Resources / Field guide
Safe record merging & coalesce
Every real database grows duplicates — the same vendor entered twice, two records for one client. "Merge these" sounds simple and is quietly one of the riskier operations you can build: get it wrong and you orphan child records or lose data. Here's a pattern that merges cleanly, plus the EF Core gotcha that makes the second merge fail when the first one worked.
What "merge" actually means
Merging record B (the source) into record A (the target) is three distinct operations, in order:
- Re-point every child record that references B so it references A instead (trips, payments, line items — everything related).
- Coalesce — copy any field that's filled on B but blank on A, so you don't lose detail. The target's existing values always win; you're only backfilling gaps.

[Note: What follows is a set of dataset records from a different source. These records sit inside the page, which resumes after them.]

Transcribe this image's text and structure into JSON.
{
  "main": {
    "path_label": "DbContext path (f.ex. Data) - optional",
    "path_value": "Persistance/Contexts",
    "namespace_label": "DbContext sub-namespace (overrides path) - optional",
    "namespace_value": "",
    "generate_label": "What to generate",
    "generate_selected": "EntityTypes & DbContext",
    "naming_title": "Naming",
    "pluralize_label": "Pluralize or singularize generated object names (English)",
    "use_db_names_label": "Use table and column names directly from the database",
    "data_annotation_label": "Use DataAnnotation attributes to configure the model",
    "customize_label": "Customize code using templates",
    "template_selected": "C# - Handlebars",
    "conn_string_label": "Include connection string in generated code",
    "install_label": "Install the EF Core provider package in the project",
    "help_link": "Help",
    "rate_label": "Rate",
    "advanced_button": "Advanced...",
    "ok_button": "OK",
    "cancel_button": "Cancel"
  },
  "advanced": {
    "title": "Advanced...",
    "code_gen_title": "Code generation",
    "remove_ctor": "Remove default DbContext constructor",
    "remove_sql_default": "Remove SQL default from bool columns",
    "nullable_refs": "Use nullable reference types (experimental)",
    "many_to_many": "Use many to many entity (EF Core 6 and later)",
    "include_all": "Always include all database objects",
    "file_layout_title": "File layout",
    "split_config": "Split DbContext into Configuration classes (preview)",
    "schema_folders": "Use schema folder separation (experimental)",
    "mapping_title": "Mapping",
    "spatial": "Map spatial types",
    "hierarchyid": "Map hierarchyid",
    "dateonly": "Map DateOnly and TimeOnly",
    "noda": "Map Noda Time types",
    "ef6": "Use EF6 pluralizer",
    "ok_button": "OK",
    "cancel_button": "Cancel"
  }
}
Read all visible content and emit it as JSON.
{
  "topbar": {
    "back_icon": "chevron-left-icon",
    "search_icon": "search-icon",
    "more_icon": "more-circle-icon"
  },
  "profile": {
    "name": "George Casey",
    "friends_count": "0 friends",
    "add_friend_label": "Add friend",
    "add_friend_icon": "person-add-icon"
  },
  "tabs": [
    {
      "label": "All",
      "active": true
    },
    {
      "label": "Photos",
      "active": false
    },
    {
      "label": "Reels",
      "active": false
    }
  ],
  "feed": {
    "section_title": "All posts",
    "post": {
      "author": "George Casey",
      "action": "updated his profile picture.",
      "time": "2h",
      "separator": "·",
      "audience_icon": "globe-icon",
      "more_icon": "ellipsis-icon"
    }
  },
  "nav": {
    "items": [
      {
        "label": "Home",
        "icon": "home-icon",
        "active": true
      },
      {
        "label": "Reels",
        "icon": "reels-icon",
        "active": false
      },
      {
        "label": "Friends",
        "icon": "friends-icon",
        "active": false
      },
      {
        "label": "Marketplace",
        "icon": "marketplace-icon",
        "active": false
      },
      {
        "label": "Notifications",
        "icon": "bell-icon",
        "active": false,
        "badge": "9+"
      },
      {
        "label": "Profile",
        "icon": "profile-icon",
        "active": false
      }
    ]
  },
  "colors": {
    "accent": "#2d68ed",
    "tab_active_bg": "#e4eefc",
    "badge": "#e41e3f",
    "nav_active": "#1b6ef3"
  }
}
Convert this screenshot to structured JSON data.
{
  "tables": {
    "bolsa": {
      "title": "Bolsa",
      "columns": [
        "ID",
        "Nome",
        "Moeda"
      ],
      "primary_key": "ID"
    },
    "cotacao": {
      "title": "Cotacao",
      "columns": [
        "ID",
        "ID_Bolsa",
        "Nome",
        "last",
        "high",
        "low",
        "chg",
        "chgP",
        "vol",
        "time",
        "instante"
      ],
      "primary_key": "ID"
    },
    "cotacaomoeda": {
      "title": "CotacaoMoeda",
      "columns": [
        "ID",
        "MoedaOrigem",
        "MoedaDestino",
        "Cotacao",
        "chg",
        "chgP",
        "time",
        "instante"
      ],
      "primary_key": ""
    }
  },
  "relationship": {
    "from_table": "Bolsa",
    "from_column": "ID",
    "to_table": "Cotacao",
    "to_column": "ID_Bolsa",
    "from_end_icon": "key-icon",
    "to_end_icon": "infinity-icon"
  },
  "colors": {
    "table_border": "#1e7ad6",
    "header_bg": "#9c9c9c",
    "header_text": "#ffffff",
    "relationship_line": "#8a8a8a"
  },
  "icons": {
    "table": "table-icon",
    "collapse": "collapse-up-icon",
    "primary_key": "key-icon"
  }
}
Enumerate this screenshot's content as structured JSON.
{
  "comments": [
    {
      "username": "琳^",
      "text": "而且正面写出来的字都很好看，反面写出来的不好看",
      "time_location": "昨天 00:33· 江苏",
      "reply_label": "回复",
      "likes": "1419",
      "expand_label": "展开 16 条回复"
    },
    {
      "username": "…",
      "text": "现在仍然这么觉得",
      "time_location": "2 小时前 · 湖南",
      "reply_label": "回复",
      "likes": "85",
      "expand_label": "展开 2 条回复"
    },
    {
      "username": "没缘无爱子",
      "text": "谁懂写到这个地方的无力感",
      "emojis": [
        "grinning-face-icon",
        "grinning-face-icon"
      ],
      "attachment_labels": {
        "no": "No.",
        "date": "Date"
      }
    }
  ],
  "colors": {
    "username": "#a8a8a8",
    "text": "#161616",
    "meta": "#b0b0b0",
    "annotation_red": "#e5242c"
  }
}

- Delete the now-empty source B.
Order matters: if you delete before re-pointing, you orphan B's children (or hit a foreign-key error). Coalesce before delete, or that data is gone for good.
Coalesce: target wins, blanks get filled
The rule that keeps merges predictable is "target wins." Walk each field; copy from source only when the target is empty:
// Backfill only the blanks — never overwrite a value the target already has
target.Email ??= source.Email;
target.Website ??= source.Website;
target.Address ??= source.Address;
target.Notes ??= source.Notes;
// booleans: OR them; phone/address blocks: move as a unit if target lacks one
Spell the semantics out for the user before they commit, too: "linked records move to the target, the target keeps its own details, blanks are filled from the source, and this can't be undone." A merge is destructive; the dialog should say so plainly.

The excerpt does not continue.